Presenza fissa in Premier League. Esordio nelle coppe europee e addirittura due trofei (due League Cup) vinte nel giro di tre anni: una rarità da quelle parti. Poi, nella stagione 2003-2004, la retrocessione in Championship e da lì il buio. Una decade passata come jojo team fra la seconda e la terza serie del calcio inglese, e quando andava bene al massimo potevi goderti una mesta stagione a metà classifica.

In uno scenario di stagnante mediocrità, il talento cristallino di un gallese cresciuto in casa (e integratosi subito nel tessuto sociale della città, tanto da essere considerato un local boy pur non essendolo anagraficamente) è stato una luce nel buio di una squadra dalla mediocrità tecnica a tratti sconcertante.

Leicester

Photo Source: LCFC.com

Dal Championship alla Champions

Quando il Leicester si stabilizzò come una realtà consolidata del calcio inglese, vincendo la Premier League e facendo il proprio esordio in Champions League, King rappresentò (assieme a Kasper Schmeichel e Danny Drinkwater, quest’ultimo rapidamente dimenticato dopo il suo burrascoso passaggio al Chelsea) l’anello di continuità fra la nuova e ambiziosa proprietà thailandese e le umili radici di una squadra di provincia.

Purtroppo per lui, Kingy (così ribattezzato dai suoi tifosi) non poté concludere la propria carriera nel Leicester come sognava di fare. Se Claude Puel è uno dei tecnici più odiati della storia del Leicester, il motivo è (in parte) legato al suo rapporto con King e ad alcune dichiarazioni scioccanti dell’ex-numero dieci.

Durante il suo periodo di prestito semestrale allo Swansea, King concesse un’intervista al The Times (subito dopo l’esonero del francese, dato che comunque era ancora un tesserato del club) in cui rivelò a tutta l’Inghilterra un qualcosa che nell’ambiente Leicester era già noto: ovvero le pessime doti umane del transalpino.

Le frizioni con Puel, l’addio e il lieto fine

King parlò a cuore aperto, regalando alla stampa d’oltremanica dichiarazioni che sono rimaste nella storia del Leicester. Frasi come “Se Puel avesse potuto mandare via tutti i reduci del titolo vinto in un colpo solo, lo avrebbe fatto sicuramente“. Oppure “Non sarei mai voluto andare via, ma Puel non mi parlava. Se fossi rimasto la mia carriera da calciatore sarebbe finita perché non mi avrebbe fatto giocare neppure un minuto“.

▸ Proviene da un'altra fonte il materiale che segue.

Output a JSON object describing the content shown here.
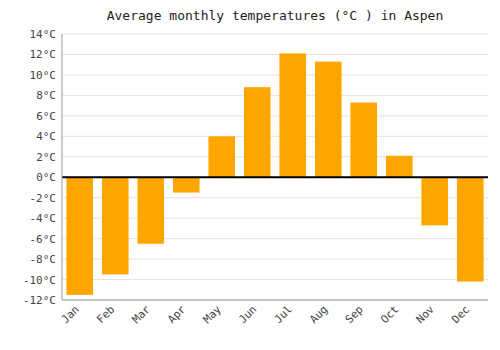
{
  "chart_data": {
    "type": "bar",
    "title": "Average monthly temperatures (°C ) in Aspen",
    "categories": [
      "Jan",
      "Feb",
      "Mar",
      "Apr",
      "May",
      "Jun",
      "Jul",
      "Aug",
      "Sep",
      "Oct",
      "Nov",
      "Dec"
    ],
    "values": [
      -11.5,
      -9.5,
      -6.5,
      -1.5,
      4.0,
      8.8,
      12.1,
      11.3,
      7.3,
      2.1,
      -4.7,
      -10.2
    ],
    "color": "#FFA500",
    "ylim": [
      -12,
      14
    ],
    "yticks": [
      {
        "value": -12,
        "label": "-12°C"
      },
      {
        "value": -10,
        "label": "-10°C"
      },
      {
        "value": -8,
        "label": "-8°C"
      },
      {
        "value": -6,
        "label": "-6°C"
      },
      {
        "value": -4,
        "label": "-4°C"
      },
      {
        "value": -2,
        "label": "-2°C"
      },
      {
        "value": 0,
        "label": "0°C"
      },
      {
        "value": 2,
        "label": "2°C"
      },
      {
        "value": 4,
        "label": "4°C"
      },
      {
        "value": 6,
        "label": "6°C"
      },
      {
        "value": 8,
        "label": "8°C"
      },
      {
        "value": 10,
        "label": "10°C"
      },
      {
        "value": 12,
        "label": "12°C"
      },
      {
        "value": 14,
        "label": "14°C"
      }
    ],
    "grid": true
  }
}
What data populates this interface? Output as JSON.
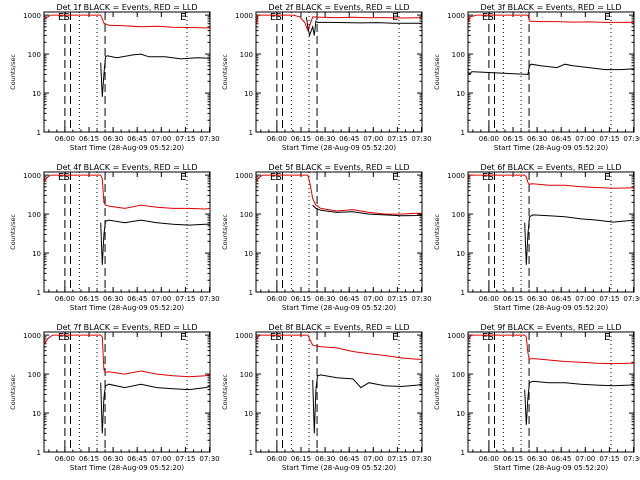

Scoperchiato il vaso di pandora, molti suoi compagni (su tutti Ben Chilwell, un altro “ragazzo di casa” dato che era arrivato al Leicester a otto anni) gli fecero eco. Nonostante l’esonero di Puel, King non riuscì più a tornare al Leicester da giocatore ma lo fece da avversario: più precisamente lo scorso 23 Settembre.

In quell’occasione il gallese vestiva la maglia del Bristol City assieme a un altro reduce del 2016 come Matty James. In panchina c’era Nigel Pearson, l’allenatore che ha riportato le foxes in Premier League permettendo il “miracolo” del 2016. Di lì a poco dovrà rassegnare le proprie dimissioni a causa di una grave malattia neuronale e a lui vanno i miei più sinceri auguri di una pronta guarigione.

Il Leicester vince quella partita 1-0, ironia della sorte grazie al gol dell’unico reduce del 2016 in campo (l’altro è Albrighton, ma sedeva in panchina) ovvero Jamie Vardy, e il pubblico del King Power tributa una standing ovation sentita e accorata al proprio beniamino. In qualche modo il fato ha fatto il suo corso e ha permesso a Kingy di ricevere il meritato saluto della sua gente: esattamente come desideravano tutti.